Figure 1.
A. Domain map of TgME49_098630 (TgVTC2). Shown are the relative positions of SPX, VTC and DUF202 domains. The site of insertion in strain 18C5 is indicated as a lollipop. Amino acid distance markers are shown under the cartoon.
B. Strain 18C5 is disrupted in predicted gene TgME49_098630. Parasites were grown in human foreskin fibroblasts (HFF) cultivated in Dulbecco’s modified eagle medium (DMEM) containing 10% fetal bovine serum (FBS). Total RNA was derived from approximately 1×107 intracellular tachyzoites of strains Pru (WT) and 18C5 by passage through a 27-gauge needle, centrifugation at 425×g for 10 min, and processing of the pellet with ULTRASPEC (BiotecX). RNA was separated by formaldehyde agarose gel electrophoresis, transferred to nytran, and probed with a radiolabeled (Random Primed DNA Labeling Kit, Roche) cloned DNA fragment amplified using primer 5’-CGATTCTCGTAGTCACACTGATGC and the 3’ RACE Inner Primer (FirstChoice RLM-RACE, Ambion Inc.). RNA size standards are indicated to the right in kilobases.
C. Amino-terminal HA-tagged TgVTC2 migrates as a dimer around 140 kDa. Of strains 18C5 and 18C5/pTPR2HA (18C5+TgVTC2HA), 2×107 extracellular tachyzoites lysed from HFFs were harvested by centrifugation at 425×g for 10 min, and pellets were suspended in denaturing protein sample buffer and boiled for 10 minutes. Samples were separated on 8% polyacrylamide gels, transferred to nitrocellulose, reacted with monoclonal anti-HA antibody (clone 16B12, #MMS-101R, Covance, Emoryville, CA), and detected with ECL Plus western blotting detection system (GE). Molecular mass standards are shown at the right in kDa.

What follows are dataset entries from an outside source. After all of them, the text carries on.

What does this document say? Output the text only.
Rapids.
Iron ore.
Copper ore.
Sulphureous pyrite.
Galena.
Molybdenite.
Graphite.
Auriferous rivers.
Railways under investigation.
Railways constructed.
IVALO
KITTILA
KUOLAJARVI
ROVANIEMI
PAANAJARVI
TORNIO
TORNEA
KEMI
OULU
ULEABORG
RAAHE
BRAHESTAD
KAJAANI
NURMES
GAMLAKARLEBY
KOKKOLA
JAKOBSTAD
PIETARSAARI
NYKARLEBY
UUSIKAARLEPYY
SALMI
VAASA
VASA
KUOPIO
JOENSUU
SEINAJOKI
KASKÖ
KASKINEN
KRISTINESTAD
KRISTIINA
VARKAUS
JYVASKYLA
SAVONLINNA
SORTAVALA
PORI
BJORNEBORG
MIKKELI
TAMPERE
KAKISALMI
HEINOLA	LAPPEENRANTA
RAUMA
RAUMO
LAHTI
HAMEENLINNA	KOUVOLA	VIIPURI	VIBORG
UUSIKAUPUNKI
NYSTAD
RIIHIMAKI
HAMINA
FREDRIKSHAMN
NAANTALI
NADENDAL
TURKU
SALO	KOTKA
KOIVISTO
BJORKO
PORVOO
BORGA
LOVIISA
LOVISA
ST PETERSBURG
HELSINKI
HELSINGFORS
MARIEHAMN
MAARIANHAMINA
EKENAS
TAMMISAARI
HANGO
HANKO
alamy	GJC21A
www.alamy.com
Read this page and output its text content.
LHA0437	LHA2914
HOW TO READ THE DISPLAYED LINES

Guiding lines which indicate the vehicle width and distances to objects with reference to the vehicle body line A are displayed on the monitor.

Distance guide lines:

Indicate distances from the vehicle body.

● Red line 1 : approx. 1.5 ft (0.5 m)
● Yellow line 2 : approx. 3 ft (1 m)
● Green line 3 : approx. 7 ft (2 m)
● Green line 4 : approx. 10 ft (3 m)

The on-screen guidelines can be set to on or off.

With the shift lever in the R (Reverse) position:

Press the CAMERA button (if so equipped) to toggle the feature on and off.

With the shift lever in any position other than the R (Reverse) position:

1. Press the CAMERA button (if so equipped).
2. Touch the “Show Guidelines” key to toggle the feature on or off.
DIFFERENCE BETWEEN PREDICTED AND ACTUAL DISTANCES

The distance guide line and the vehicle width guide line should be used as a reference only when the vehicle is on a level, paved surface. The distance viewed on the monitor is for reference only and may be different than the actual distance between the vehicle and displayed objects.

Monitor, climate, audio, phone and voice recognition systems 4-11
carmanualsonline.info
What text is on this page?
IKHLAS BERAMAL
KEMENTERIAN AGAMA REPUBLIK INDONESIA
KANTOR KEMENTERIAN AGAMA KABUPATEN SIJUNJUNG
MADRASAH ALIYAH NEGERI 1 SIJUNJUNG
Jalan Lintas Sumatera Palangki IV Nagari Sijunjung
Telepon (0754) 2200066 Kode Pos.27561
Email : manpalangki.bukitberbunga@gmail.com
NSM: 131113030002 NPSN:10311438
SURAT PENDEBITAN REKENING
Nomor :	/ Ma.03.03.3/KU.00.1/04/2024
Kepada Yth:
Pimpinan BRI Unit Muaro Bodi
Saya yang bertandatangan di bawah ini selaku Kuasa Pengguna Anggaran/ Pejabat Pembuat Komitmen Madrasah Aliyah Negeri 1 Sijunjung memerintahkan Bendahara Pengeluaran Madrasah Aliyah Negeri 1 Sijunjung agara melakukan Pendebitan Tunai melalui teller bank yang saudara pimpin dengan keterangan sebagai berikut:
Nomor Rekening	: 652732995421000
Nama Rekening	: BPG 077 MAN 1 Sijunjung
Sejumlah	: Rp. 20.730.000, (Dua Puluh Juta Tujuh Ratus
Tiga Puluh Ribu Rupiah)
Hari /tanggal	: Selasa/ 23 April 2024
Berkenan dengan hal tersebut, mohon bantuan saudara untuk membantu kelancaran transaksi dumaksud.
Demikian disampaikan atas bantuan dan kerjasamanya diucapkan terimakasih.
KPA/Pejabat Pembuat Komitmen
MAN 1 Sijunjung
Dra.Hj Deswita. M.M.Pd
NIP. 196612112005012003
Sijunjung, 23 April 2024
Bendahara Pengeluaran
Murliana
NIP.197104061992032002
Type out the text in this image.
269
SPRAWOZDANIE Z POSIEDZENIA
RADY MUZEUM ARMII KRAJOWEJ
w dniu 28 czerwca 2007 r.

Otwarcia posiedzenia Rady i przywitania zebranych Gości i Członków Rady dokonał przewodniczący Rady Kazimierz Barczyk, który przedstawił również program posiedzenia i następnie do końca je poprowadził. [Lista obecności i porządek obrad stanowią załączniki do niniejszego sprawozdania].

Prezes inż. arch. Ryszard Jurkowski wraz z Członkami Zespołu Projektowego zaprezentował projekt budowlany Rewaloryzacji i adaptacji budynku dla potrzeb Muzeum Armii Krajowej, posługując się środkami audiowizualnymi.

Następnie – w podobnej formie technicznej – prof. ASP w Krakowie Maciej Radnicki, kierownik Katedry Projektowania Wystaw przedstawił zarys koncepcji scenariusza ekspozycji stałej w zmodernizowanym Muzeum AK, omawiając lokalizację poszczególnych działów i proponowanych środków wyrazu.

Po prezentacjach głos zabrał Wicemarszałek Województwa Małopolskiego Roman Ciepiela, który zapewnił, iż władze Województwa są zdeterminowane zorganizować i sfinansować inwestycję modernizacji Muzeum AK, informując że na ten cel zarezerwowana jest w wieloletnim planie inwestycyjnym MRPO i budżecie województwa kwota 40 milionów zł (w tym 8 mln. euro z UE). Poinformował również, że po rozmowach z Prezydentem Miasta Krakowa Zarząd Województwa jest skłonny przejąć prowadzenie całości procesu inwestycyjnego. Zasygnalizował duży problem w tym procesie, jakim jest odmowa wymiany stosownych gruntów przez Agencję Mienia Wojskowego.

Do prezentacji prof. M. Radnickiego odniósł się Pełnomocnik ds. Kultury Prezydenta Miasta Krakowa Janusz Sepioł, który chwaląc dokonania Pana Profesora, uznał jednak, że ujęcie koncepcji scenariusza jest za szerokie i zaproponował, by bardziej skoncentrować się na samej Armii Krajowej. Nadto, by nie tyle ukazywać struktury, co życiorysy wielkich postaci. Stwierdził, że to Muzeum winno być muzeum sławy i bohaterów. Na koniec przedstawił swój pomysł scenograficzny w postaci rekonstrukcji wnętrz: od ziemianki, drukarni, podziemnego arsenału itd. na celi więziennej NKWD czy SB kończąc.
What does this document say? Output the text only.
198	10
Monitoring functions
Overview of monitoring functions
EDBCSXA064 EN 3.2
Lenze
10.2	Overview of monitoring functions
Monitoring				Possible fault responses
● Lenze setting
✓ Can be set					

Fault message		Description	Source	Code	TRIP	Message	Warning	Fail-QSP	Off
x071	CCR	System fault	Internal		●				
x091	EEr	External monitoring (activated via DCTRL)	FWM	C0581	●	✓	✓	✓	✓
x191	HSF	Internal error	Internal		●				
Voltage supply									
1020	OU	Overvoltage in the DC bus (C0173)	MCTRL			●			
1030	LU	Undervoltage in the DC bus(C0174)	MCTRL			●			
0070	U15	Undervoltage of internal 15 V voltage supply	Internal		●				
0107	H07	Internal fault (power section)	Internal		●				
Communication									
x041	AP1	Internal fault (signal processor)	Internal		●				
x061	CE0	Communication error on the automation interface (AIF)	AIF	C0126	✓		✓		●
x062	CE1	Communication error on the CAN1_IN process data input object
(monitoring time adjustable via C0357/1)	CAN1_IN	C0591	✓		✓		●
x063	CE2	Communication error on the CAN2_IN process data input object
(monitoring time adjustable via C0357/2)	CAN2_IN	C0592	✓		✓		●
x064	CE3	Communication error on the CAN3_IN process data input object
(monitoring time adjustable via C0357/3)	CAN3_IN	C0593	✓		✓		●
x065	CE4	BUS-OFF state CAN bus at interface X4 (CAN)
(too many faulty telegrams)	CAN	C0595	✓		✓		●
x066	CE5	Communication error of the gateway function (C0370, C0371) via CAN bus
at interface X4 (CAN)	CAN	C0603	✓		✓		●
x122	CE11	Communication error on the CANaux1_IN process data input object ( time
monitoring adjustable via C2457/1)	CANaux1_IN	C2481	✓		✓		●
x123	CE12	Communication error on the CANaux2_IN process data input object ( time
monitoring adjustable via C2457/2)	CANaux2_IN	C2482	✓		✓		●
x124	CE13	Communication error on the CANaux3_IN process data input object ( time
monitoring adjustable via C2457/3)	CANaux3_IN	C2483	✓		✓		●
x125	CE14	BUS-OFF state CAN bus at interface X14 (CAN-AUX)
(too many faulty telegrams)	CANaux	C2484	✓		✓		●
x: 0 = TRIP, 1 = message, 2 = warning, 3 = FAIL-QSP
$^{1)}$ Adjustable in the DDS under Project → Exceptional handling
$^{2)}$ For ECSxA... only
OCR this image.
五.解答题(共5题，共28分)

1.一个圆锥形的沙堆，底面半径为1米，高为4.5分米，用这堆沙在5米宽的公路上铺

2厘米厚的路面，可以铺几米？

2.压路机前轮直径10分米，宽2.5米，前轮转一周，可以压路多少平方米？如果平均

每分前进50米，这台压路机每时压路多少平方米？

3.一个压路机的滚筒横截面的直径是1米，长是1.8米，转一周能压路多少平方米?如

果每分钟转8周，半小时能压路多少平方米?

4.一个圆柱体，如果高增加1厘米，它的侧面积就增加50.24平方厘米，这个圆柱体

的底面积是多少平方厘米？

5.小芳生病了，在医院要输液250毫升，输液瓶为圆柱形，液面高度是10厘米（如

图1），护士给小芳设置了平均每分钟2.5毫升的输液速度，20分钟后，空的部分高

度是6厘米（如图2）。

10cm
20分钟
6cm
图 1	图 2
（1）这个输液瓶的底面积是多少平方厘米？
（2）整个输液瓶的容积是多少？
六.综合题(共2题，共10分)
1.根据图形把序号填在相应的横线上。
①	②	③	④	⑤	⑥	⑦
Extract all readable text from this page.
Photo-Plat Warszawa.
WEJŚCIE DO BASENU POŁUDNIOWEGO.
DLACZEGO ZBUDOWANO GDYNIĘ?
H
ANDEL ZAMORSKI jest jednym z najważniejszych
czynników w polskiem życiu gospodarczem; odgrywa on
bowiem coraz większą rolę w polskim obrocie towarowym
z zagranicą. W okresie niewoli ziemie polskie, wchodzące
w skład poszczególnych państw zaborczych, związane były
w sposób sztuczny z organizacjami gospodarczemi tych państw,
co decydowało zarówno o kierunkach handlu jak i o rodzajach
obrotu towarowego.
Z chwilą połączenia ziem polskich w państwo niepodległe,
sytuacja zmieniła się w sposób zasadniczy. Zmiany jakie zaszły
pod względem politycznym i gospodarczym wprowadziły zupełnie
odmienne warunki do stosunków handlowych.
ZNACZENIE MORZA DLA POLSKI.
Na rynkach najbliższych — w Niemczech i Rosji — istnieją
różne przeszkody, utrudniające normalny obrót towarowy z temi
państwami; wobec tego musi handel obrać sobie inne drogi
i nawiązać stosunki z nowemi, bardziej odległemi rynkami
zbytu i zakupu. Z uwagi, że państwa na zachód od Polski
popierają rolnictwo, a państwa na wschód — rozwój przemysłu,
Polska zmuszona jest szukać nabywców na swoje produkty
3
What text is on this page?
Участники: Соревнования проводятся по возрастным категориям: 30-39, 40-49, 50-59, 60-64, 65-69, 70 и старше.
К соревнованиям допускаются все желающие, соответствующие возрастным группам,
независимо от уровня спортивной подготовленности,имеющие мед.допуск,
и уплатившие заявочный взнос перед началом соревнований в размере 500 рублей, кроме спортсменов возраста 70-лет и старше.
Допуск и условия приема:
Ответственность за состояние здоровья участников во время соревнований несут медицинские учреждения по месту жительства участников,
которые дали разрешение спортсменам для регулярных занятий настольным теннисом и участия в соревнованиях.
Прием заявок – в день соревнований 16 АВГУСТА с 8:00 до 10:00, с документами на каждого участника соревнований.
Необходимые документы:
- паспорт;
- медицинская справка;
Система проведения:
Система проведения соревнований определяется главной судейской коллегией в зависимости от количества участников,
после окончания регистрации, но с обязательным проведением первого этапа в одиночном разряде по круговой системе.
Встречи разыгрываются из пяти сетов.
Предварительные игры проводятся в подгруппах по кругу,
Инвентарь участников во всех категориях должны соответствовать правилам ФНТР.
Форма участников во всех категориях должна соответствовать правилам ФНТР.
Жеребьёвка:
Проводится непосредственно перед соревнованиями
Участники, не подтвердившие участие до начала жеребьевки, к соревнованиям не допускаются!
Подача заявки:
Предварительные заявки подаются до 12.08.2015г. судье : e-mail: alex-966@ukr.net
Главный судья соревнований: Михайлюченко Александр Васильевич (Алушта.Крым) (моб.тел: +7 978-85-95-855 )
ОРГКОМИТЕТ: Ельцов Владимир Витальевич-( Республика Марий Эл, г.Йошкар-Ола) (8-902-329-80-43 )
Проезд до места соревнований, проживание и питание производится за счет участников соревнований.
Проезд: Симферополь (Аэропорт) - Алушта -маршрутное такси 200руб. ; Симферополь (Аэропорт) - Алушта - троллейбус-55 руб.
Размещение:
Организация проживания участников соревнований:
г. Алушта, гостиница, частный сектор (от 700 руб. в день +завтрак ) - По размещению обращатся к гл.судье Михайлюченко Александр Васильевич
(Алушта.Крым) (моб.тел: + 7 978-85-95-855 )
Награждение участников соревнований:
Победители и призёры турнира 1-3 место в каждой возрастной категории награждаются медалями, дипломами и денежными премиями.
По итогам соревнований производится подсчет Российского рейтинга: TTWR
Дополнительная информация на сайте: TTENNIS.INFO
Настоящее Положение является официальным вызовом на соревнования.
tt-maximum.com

D. TgVTC2 localizes within the cytoplasm. Confluent coverslips of HFFs were infected with tachyzoites of strain 18C5/pTPR2HA. Twenty-eight hours post-infection, monolayers were fixed with PBS/3% methanol-free fomaldehyde, blocked with PBS/3% BSA/0.2% triton X-100. TgVTC2 was detected with mouse monoclonal anti-HA (Covance) and AlexaFluor488. Subcellular compartments were defined with the following rabbit antisera: anti-MIC2 (micronemes), anti-GRA2 or anti-GRA7 (dense granules), and anti-TgVP1 (acidocalcisomes). Naturally egressed tachyzoites were fixed to coverslips and similarly reacted with rabbit anti-TgCPL (plant-like vacuole). These markers were detected with AlexaFluor633. Coverslips were mounted with VectaShield with DAPI (Vector Laboratories, Inc). Fluorescent images were captured using a Zeiss Axioplan 2 microscope and OpenLab 5.0.1 imaging software (PerkinElmer), and deconvolved using Volocity 4 (PerkinElmer). Shown are DIC images (left), 488 nm (TgVTC2) and 633 nm (GRA2, TgVP1 or TgCPL) channels and a composite image (right) including the DNA detection reagent DAPI. All images are identical in scale, and a 5 µm bar is indicated.